Gilded opaque glass vase with enamelled butterflies, Bohemia, late 19th century
19XX.3.455
Butterflies have been popular subjects for artists in many cultures for thousands of years. As well as being very decorative, butterflies are often associated with religious beliefs or emotions, which can add symbolic meanings to a work of art.
The ancient Greeks created mosaics depicting Psyche (whose name translates as "spirit, breath, life or animating force") as a butterfly, or as a woman with butterfly wings. In their mythology, Psyche was originally a mortal princess of great beauty. Men began to worship her instead of Aphrodite, the goddess of love. The furious Aphrodite ordered Eros (the god of love) to make Psyche fall in love with the ugliest of men. However, Eros fell in love with Psyche himself and carried her off to his palace, while hiding his true identity. He forbad Psyche to look at his face, but she eventually disobeyed and was turned out into the world.
For years, Psyche searched for her lost love, and eventually crossed into the Underworld where she was reunited with him. Psyche and Eros were married and Psyche was given the gift of immortality. She became the personification of the human soul, purified through trials and adversity to prepare it for the final reward of true and pure happiness.
Later, Christian artists also used the butterfly motif to symbolise the notion of the soul as well as their belief in the resurrection – the humble caterpillar disappears into a cocoon and seems to have died, only to emerge eventually in a far more beautiful and powerful form. In Chinese culture, butterflies are a symbol of love, romance and pursuing the female. Two butterflies flying together represent love and marital bliss. The Chinese word for butterfly (die) has the same sound as another word meaning “eighty years of age”, so butterflies can also represent a long life. Butterflies are often depicted with plum blossoms, together symbolising longevity and beauty.

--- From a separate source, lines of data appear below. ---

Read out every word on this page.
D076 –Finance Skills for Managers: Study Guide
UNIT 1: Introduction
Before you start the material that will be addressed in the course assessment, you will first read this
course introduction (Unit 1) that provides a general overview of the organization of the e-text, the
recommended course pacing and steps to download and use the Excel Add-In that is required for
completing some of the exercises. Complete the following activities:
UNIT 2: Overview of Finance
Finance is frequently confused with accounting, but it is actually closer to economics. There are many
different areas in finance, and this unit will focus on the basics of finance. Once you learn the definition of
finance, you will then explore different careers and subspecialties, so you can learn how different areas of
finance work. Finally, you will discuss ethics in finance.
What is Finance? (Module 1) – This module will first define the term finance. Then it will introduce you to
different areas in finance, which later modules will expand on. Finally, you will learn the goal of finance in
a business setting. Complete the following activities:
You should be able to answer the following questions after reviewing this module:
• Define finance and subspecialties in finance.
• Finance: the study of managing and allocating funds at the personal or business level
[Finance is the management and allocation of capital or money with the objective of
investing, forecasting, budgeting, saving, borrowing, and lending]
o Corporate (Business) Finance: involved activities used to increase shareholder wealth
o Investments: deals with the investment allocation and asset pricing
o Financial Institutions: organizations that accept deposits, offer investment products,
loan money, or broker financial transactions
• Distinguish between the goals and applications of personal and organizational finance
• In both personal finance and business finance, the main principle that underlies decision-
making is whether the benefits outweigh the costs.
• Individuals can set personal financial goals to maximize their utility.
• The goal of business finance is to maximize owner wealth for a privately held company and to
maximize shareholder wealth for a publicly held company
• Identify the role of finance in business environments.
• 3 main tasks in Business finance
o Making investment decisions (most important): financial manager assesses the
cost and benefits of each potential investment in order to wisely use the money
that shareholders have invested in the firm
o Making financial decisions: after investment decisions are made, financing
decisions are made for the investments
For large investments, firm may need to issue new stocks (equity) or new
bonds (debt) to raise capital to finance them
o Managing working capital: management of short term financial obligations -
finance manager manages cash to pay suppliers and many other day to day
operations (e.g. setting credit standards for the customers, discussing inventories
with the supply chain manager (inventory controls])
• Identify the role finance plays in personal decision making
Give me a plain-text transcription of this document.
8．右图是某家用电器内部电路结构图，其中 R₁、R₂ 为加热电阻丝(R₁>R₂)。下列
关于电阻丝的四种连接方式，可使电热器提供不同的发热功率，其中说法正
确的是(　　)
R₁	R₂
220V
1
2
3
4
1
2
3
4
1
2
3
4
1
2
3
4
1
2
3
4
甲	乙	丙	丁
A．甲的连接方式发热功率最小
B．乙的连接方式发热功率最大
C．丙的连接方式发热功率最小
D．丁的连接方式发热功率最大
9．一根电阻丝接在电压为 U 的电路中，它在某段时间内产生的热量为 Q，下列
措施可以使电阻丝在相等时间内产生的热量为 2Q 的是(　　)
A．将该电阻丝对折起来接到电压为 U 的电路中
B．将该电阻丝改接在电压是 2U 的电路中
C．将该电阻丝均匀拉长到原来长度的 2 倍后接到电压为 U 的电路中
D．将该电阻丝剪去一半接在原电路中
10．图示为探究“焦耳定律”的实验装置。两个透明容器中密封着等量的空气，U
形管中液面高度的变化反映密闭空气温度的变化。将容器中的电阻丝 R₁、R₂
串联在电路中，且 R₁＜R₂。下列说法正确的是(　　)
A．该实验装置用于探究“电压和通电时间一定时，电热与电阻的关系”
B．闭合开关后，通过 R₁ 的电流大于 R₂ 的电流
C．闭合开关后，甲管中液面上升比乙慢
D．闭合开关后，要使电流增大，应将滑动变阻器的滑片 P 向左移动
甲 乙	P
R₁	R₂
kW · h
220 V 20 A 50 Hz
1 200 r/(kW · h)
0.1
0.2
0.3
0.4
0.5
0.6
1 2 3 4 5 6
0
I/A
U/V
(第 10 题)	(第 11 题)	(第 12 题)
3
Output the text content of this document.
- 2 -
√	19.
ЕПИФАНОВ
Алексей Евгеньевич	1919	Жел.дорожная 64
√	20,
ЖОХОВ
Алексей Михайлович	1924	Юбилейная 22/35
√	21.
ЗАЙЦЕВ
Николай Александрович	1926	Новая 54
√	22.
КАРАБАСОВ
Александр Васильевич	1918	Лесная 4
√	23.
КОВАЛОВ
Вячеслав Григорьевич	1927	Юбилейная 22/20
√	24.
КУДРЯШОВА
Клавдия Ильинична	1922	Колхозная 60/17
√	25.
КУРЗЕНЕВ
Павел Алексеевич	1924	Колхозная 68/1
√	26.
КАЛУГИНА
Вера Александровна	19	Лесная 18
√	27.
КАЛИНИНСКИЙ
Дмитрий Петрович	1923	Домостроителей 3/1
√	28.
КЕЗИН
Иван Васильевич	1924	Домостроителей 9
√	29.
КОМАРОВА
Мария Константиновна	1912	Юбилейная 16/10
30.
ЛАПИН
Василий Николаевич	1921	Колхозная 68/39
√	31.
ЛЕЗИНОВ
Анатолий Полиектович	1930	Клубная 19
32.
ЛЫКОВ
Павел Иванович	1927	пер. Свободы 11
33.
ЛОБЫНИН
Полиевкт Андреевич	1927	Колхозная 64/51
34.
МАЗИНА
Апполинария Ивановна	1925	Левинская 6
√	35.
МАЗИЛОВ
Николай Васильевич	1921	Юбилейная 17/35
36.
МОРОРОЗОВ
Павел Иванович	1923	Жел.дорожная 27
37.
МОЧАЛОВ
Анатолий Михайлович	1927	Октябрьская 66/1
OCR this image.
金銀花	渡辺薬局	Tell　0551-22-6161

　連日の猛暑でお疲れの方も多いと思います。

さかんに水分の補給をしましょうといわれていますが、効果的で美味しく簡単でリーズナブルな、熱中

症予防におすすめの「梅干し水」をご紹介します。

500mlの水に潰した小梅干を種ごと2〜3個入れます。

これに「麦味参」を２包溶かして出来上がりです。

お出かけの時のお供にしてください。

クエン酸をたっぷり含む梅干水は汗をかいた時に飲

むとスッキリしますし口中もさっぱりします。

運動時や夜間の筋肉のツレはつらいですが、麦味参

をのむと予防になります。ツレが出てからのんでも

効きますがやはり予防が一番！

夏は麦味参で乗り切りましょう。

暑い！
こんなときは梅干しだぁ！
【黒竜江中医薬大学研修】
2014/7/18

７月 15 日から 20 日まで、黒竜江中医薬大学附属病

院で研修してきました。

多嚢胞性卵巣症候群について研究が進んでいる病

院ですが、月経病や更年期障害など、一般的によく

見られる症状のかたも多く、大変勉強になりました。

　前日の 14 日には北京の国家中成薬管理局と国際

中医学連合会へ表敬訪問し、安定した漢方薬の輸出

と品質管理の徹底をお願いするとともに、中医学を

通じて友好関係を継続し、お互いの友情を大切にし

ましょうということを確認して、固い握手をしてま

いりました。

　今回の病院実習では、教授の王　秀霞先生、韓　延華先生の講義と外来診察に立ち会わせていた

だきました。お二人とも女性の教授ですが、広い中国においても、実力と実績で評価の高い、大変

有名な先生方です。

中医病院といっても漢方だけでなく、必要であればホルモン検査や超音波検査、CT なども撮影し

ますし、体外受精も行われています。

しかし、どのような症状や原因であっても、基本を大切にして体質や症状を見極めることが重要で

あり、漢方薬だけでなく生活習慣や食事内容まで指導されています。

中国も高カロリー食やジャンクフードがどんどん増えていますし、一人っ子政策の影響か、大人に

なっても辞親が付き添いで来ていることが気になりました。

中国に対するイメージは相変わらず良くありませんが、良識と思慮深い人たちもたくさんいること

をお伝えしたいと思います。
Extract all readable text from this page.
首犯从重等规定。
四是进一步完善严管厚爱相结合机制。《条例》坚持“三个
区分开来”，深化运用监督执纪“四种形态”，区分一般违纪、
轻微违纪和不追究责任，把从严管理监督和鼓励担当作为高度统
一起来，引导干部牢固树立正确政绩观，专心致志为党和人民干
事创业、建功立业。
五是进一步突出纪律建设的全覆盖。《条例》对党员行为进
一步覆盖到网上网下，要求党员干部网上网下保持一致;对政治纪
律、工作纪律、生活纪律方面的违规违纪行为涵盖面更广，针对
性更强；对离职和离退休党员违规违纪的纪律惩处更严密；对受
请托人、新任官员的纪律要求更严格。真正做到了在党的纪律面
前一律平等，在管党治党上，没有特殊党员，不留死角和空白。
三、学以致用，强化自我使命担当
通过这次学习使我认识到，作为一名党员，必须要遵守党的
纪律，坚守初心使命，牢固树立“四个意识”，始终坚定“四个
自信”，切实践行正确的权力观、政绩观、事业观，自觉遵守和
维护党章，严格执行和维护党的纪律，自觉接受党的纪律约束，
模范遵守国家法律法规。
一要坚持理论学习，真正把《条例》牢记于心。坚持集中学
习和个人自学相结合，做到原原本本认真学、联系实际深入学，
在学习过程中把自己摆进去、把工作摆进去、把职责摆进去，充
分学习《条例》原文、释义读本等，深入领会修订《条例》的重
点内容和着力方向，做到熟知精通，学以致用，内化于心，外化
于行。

We don’t know if the artist who decorated this vase had any hidden meanings in mind or just liked butterflies. We do know that he (or she) worked for the Bohemian firm of Heinrich Ullrich at the end of the nineteenth century. The glorious butterflies on this glass vase were painted using a technique called enamelling. Coloured powdered glass was mixed with a liquid medium and painted onto the body of the vase, each colour being laid on separately. The vase was then fired at temperatures between 750 and 850 degrees Celsius. The powdered glass melted and flowed, eventually hardening to a smooth finish.
Gold leaf was then mixed with a fixative such as honey, mercury or egg white, painted onto the body of the vase and fired in a low temperature kiln. Finally, the gold would have been burnished to a bright finish, ready for the showroom. Heinrich Ullrich had glassworks in Bohemia (now the Czech Republic) with a retail outlet in Vienna. His firm exhibited and won awards at all the major international exhibitions from the 1860s to the 1890s.